The 79th Festival de Cannes opens Tuesday, May 12, with Park Chan-wook in the jury president's chair and Pierre Salvadori's "La Vénus électrique" (The Electric Kiss) as the opening film. [1][2] Park is the first South Korean to lead the main competition jury in the festival's 79-year history; he succeeds Juliette Binoche. [3] What is still pending — and what the trade press is waiting on — is the rest of the jury. The festival typically reveals the eight-or-nine-member composition seven-to-ten days before opening night, which puts the announcement window inside the next ten days.

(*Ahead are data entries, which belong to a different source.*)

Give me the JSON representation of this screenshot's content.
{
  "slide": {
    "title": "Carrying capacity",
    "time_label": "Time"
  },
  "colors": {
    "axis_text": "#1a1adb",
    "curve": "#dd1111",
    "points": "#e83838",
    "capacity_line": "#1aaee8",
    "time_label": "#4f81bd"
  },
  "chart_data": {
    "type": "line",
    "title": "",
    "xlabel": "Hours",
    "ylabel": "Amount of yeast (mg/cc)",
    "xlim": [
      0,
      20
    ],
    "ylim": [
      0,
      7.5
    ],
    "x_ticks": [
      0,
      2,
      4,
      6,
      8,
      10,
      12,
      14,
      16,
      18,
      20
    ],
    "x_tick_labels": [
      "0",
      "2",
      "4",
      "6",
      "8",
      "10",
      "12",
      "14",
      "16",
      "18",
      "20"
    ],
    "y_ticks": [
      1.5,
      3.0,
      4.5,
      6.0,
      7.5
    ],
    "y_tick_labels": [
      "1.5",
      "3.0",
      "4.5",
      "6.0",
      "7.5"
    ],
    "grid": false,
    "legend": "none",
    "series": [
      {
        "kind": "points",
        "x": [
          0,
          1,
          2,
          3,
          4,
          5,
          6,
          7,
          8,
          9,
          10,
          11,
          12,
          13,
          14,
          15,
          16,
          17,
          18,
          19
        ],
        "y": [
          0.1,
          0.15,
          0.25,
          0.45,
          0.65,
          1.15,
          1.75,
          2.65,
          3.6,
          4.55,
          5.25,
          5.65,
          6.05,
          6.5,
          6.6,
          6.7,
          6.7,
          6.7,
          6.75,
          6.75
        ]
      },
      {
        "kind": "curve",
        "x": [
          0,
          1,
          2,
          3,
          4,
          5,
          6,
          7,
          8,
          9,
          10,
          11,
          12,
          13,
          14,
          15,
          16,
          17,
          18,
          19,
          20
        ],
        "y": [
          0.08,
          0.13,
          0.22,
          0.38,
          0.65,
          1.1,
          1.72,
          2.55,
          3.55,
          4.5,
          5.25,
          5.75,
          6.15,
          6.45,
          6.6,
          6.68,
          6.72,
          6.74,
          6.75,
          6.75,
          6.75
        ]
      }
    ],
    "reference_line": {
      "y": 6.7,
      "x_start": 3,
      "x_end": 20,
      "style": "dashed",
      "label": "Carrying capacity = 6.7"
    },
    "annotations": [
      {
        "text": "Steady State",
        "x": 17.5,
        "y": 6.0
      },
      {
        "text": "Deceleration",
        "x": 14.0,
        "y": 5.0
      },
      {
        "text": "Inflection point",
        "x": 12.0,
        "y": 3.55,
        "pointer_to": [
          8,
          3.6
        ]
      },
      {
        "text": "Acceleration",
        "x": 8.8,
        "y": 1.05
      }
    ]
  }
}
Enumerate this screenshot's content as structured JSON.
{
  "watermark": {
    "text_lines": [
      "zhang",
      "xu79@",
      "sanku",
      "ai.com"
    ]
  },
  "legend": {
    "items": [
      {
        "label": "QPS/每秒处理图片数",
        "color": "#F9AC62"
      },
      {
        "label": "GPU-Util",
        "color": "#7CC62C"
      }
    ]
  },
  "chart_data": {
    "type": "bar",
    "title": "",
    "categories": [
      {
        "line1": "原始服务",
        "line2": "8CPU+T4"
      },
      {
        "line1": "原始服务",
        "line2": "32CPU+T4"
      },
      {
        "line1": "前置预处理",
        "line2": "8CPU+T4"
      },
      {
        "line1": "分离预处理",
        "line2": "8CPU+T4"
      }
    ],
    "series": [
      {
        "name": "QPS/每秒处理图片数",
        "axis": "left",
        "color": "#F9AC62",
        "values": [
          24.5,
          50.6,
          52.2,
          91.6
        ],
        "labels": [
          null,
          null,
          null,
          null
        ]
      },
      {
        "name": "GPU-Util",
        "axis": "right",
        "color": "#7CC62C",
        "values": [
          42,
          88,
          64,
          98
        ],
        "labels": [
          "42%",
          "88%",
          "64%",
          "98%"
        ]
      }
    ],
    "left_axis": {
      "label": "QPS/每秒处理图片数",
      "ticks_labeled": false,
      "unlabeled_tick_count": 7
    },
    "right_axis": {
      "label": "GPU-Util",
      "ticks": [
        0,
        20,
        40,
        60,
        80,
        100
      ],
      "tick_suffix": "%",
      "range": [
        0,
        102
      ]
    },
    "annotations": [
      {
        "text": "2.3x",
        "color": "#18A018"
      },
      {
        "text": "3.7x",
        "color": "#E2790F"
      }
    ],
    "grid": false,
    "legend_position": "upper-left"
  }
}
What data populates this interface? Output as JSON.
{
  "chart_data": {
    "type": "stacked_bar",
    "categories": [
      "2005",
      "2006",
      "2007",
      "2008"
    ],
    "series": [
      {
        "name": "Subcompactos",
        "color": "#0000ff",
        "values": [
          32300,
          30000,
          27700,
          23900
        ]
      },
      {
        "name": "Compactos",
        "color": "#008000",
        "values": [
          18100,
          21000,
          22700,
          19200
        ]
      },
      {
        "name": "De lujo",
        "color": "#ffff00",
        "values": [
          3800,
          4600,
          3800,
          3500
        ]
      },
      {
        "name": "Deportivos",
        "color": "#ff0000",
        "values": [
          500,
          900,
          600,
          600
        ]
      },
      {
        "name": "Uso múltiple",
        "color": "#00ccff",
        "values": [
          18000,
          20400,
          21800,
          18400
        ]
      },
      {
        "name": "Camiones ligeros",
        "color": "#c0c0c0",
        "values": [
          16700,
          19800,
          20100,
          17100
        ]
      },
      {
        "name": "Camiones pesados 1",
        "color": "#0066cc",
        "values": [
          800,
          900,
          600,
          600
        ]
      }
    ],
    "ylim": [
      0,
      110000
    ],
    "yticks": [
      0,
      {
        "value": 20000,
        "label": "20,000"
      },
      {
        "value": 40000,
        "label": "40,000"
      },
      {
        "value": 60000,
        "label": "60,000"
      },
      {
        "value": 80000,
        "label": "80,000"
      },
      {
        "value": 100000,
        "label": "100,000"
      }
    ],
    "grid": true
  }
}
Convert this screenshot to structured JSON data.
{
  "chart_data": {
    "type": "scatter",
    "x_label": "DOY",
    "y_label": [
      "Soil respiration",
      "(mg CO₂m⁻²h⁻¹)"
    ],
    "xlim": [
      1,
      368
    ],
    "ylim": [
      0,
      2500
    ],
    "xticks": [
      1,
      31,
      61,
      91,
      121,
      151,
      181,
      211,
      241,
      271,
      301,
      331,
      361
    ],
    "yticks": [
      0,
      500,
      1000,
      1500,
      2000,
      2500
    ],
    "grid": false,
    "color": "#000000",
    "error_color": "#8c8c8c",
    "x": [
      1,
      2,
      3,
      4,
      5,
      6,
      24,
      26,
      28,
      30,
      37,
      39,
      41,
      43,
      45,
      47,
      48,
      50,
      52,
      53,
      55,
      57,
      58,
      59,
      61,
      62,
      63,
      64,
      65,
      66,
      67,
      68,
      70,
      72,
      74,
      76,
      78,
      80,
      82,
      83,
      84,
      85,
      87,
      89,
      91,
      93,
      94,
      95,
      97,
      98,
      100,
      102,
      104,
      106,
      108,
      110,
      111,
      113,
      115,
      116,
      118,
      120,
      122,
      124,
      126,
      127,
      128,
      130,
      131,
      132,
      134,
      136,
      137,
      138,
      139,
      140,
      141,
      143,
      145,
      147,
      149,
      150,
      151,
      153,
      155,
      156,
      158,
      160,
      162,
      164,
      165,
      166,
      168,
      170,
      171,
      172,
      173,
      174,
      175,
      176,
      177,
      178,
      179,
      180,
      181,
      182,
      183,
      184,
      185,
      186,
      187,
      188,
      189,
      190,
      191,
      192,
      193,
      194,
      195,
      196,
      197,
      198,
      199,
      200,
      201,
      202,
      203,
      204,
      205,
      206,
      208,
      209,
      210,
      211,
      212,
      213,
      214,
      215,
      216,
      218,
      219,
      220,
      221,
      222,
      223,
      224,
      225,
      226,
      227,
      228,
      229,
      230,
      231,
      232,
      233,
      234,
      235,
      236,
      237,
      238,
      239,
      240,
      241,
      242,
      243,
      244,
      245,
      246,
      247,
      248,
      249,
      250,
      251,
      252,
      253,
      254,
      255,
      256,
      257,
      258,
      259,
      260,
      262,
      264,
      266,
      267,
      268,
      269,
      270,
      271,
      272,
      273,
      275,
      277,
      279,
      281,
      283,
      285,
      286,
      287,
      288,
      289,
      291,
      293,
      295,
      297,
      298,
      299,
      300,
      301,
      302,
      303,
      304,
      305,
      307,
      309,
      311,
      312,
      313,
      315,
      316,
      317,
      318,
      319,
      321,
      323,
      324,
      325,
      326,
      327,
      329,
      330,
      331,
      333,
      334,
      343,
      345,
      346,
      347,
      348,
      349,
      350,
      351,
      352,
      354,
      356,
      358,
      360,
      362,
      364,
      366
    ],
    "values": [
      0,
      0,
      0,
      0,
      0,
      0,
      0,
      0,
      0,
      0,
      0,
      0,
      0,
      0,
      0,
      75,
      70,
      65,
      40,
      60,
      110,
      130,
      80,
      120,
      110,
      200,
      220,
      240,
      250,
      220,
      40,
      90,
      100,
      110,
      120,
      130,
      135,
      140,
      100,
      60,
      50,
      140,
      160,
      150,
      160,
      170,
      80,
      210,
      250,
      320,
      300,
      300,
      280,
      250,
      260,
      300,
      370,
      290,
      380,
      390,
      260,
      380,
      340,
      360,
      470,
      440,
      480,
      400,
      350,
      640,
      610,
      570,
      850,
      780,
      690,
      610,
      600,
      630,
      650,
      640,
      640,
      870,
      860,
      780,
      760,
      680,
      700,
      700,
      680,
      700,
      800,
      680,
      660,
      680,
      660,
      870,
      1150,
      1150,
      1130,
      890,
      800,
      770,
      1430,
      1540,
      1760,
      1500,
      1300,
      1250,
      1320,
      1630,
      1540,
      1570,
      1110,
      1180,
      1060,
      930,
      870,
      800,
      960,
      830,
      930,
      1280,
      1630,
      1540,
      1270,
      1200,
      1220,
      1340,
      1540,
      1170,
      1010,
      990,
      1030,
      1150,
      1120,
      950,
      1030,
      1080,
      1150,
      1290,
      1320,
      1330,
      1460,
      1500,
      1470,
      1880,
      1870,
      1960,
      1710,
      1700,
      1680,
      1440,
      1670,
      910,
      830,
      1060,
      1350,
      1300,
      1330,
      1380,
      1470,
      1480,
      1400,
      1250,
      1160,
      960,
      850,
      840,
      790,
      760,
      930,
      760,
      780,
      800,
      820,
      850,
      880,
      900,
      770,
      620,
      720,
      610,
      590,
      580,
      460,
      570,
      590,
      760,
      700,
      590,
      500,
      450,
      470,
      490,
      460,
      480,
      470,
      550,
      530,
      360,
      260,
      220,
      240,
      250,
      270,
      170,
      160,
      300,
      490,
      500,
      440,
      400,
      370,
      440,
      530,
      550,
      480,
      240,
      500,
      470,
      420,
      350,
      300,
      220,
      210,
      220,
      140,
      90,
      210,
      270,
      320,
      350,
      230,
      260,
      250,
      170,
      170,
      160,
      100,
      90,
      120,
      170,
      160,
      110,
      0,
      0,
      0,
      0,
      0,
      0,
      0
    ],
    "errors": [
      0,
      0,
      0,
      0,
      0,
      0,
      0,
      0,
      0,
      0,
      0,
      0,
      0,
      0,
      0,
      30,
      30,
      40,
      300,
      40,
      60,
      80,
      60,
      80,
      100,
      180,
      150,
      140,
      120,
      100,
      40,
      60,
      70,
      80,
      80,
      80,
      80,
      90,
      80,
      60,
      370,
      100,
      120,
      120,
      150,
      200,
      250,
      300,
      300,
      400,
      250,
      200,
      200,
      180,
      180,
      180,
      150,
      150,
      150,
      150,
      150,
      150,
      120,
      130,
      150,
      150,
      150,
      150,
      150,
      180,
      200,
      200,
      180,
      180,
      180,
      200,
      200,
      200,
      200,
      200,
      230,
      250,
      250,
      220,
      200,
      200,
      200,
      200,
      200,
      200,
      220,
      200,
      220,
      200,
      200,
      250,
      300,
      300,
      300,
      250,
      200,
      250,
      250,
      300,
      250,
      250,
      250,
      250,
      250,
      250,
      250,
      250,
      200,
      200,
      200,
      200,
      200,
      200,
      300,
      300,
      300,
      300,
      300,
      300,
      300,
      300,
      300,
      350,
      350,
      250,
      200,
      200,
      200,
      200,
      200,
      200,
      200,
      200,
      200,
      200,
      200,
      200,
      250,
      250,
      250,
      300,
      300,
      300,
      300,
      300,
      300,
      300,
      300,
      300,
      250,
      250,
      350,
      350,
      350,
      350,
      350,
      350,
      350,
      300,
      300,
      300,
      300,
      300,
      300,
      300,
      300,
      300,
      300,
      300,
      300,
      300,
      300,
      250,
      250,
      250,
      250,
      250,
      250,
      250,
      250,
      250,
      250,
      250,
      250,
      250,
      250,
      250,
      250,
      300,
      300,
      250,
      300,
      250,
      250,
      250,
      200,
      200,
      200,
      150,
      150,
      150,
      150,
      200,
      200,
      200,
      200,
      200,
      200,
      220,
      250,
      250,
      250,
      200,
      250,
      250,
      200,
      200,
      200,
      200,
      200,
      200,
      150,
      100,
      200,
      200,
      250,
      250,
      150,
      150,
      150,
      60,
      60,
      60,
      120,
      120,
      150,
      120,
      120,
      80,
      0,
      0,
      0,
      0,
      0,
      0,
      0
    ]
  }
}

Friday's paper carried Salvadori's elevation as the festival's curatorial register; Saturday's read is what comes around it. The short-films and La Cinef juries are already named, with Carla Simón presiding; Critics' Week is led by Payal Kapadia. [3] The main jury is the missing piece, and its eventual composition is the festival's strongest editorial choice — the eight people who will decide a Palme d'Or whose Competition slate already includes Asghar Farhadi, Cristian Mungiu, and Hirokazu Kore-eda.
The calendar around the festival is the news that travels with it. Met Gala Monday May 4 turns the costume calendar into a Manhattan event; Cannes Tuesday May 12 re-anchors it on a Mediterranean axis. The 2022-Russia-cycle boycott pressure is the smallest the festival has seen in three years, with no titles withdrawn over the war. [3]
What Saturday's reader is told to watch is the next jury name. The opener is fixed. The chair is fixed. The eight chairs around it are not.